Qui sommes-nous ?

Ce blog est coadministré par Chantal Clot-Grangeat et Michel Grangeat.

Présidence de la plénière de la conférence NPO-ICSP 2017 à Boston (USA)

Chantal Clot-Grangeat est docteure en Psychologie et psychologue psychothérapeute.

Je suis vice-présidente du CIRA/ICSP depuis la création du conseil dont je suis membre fondateur.

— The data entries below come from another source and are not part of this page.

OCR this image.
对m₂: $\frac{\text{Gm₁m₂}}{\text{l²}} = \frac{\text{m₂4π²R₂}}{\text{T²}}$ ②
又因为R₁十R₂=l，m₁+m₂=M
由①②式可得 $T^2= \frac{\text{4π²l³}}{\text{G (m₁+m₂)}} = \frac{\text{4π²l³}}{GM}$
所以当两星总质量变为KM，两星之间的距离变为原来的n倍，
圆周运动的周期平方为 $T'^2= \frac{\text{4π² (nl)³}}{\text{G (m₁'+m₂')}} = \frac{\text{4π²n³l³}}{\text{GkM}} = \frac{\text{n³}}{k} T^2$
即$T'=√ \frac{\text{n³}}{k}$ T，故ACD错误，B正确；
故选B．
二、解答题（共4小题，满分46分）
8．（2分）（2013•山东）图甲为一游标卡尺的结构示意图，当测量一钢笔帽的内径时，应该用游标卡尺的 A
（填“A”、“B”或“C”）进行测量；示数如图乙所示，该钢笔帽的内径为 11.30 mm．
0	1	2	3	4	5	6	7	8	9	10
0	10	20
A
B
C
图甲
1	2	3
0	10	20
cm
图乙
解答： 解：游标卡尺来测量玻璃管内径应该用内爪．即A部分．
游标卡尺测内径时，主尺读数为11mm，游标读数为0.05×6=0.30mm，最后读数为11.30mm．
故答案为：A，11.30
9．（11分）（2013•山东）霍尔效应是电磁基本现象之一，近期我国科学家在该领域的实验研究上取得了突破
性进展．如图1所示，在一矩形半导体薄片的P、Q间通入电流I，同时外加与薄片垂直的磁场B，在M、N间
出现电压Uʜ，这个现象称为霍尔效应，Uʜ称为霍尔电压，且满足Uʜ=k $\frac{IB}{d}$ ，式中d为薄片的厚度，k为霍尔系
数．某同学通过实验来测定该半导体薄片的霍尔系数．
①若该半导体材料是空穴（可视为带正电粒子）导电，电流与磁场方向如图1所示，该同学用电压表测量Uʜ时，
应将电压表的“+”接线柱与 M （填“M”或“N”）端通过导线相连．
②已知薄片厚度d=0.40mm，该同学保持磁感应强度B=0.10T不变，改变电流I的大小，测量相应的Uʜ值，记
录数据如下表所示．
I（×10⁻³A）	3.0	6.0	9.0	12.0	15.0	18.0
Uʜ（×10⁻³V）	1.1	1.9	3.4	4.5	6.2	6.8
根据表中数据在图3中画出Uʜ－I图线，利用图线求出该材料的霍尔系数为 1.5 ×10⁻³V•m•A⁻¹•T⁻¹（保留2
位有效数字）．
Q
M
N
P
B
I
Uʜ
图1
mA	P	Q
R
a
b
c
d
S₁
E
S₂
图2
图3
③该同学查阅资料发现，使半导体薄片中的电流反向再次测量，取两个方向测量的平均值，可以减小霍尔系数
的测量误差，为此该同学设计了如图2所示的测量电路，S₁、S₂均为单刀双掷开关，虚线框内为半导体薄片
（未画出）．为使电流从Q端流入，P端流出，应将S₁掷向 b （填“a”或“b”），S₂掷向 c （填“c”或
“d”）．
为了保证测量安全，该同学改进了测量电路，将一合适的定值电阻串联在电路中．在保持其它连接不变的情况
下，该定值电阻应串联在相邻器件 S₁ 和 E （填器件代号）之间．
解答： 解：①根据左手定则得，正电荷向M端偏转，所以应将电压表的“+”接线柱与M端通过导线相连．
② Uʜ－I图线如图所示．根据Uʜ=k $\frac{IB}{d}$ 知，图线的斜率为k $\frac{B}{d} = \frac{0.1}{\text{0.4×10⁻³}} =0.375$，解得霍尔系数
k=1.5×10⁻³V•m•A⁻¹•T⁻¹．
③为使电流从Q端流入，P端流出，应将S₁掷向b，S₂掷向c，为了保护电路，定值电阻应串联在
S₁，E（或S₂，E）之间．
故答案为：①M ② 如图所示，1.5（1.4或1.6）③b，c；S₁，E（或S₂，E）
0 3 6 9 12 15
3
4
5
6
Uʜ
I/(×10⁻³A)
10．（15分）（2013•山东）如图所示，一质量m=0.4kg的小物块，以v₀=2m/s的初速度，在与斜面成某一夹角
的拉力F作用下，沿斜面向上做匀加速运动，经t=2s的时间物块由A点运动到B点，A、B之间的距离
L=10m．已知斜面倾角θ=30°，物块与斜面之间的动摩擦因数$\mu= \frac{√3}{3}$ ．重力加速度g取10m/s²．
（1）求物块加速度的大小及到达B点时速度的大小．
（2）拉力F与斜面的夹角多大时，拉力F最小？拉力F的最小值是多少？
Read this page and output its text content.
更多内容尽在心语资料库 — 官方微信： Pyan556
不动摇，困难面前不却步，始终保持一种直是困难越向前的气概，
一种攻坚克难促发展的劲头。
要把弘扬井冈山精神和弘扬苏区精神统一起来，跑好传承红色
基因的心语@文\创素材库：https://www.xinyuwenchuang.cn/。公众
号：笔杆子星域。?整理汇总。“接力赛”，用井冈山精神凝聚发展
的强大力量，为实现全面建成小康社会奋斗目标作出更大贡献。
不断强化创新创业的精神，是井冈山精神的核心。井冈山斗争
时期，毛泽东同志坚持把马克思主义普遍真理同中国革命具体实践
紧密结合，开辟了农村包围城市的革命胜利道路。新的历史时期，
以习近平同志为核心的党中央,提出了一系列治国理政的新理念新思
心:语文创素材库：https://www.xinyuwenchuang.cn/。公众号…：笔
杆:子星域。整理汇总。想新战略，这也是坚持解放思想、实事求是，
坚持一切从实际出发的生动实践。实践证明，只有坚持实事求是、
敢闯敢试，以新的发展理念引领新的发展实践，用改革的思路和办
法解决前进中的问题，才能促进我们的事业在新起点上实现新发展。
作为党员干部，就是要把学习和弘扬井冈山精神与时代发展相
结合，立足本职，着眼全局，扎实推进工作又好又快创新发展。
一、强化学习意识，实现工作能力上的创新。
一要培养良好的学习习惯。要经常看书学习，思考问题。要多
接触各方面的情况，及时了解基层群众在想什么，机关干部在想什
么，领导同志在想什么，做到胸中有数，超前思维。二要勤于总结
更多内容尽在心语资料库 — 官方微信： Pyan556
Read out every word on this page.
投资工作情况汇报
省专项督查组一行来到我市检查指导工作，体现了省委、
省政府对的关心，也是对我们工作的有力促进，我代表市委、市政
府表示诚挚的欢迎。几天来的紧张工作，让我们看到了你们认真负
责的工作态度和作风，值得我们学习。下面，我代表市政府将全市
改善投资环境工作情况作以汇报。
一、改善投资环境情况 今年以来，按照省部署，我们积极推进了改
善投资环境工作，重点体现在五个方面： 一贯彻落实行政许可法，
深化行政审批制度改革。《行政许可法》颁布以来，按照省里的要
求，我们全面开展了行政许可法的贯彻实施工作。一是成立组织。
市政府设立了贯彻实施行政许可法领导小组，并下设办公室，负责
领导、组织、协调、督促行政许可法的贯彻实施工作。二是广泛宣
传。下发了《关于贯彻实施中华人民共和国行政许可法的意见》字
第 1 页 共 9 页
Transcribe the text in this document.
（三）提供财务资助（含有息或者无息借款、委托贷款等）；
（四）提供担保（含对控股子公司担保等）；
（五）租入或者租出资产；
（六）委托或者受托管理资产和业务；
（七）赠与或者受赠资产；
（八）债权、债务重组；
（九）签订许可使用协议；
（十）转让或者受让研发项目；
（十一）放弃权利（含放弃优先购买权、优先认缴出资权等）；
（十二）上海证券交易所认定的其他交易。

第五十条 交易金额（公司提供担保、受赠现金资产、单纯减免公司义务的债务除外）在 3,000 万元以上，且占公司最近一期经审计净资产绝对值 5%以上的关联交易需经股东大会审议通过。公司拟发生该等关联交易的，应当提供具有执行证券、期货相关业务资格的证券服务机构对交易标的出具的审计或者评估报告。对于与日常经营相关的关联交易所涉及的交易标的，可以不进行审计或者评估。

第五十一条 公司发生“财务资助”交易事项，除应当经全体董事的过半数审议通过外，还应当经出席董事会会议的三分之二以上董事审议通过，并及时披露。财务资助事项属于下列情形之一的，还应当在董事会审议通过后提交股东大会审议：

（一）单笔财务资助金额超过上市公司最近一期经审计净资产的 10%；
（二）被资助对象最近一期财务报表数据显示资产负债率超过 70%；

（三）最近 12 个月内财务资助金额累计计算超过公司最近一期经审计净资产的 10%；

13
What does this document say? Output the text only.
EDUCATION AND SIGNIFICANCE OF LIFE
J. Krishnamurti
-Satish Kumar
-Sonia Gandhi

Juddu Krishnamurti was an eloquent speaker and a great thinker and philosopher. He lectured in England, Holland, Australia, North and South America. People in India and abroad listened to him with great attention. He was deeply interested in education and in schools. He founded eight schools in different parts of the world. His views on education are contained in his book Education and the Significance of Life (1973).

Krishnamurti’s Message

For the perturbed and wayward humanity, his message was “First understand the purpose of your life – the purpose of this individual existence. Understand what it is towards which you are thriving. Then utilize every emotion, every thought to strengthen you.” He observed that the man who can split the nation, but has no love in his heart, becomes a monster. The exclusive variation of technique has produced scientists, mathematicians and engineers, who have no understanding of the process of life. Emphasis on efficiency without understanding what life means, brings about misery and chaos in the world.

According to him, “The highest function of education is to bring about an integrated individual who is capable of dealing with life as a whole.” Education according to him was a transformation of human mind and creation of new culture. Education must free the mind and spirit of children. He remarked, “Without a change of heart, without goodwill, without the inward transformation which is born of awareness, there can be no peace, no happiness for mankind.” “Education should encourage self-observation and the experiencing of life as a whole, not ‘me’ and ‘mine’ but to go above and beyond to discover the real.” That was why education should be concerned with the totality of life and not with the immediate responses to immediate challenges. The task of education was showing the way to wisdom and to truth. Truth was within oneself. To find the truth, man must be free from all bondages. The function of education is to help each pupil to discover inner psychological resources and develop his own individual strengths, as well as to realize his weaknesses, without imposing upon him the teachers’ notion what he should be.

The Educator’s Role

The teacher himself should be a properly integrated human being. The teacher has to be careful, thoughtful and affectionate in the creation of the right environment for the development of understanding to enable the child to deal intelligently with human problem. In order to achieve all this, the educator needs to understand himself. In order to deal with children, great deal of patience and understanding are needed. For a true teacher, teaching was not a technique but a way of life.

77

Je partage mon activité entre des consultations individuelles et familiales, des interventions auprès d’équipes de professionnels et des conférences. J’ai enseigné la clinique de l’enfant et de la famille comme professeure associée à l’Université de Savoie. J’ai travaillé vingt ans auprès d’enfants, d’adolescents et jeunes adultes en situation de handicap.

Concernant la résidence alternée, je pense que :

Le conflit fait partie de la vie relationnelle normale, ce qui n’est pas le cas de la violence. L’absence de conflit devrait même interroger sur la soumission ou la désespérance de l’une des parties. En revanche, un conflit qui se prolonge devrait alerter les professionnels sur la volonté ou le déséquilibre psychique d’une ou des deux parties. Le conflit parental ne peut donc pas, à lui seul, interdire la mise en place de la résidence alternée des enfants.

 

Michel Grangeat est professeur émérite de Sciences de l’Éducation à l’université de Grenoble Alpes.

Je suis adhérent du CIRA/ICSP depuis la création du conseil dont je suis membre fondateur.

Ma spécialité est l’étude de l’activité des professionnels des métiers de l’humain (enseignants, travailleurs sociaux, soignants, …) dans les contextes collectifs, c’est-à-dire lorsque l’aboutissement de leur activité dépend de plusieurs professionnels. Leur activité est une activité au service du bienêtre et des apprentissages des personnes, adultes et enfants.

L’étude de l’activité consiste, d’une part, à comprendre comment les professionnels s’y prennent pour faire ce qu’ils ont à faire et, d’autre part, à identifier les effets de leurs actions sur les personnes dont ils ont la responsabilité. Les processus de la prise de décision dans ces contextes collectifs sont cruciaux.

Concernant la résidence alternée, je pense que :

Les enfants dont les parents se séparent ne devraient pas, en plus, être séparés de l’un des parents. Cette séparation nourrit un sentiment d’insécurité et d’injustice qui ne peut pas favoriser les réussites scolaires et le bienêtre en général. La loi doit donc fixer la résidence alternée des enfants comme premier choix envisagé par les parents, les professionnels de la justice et les travailleurs sociaux.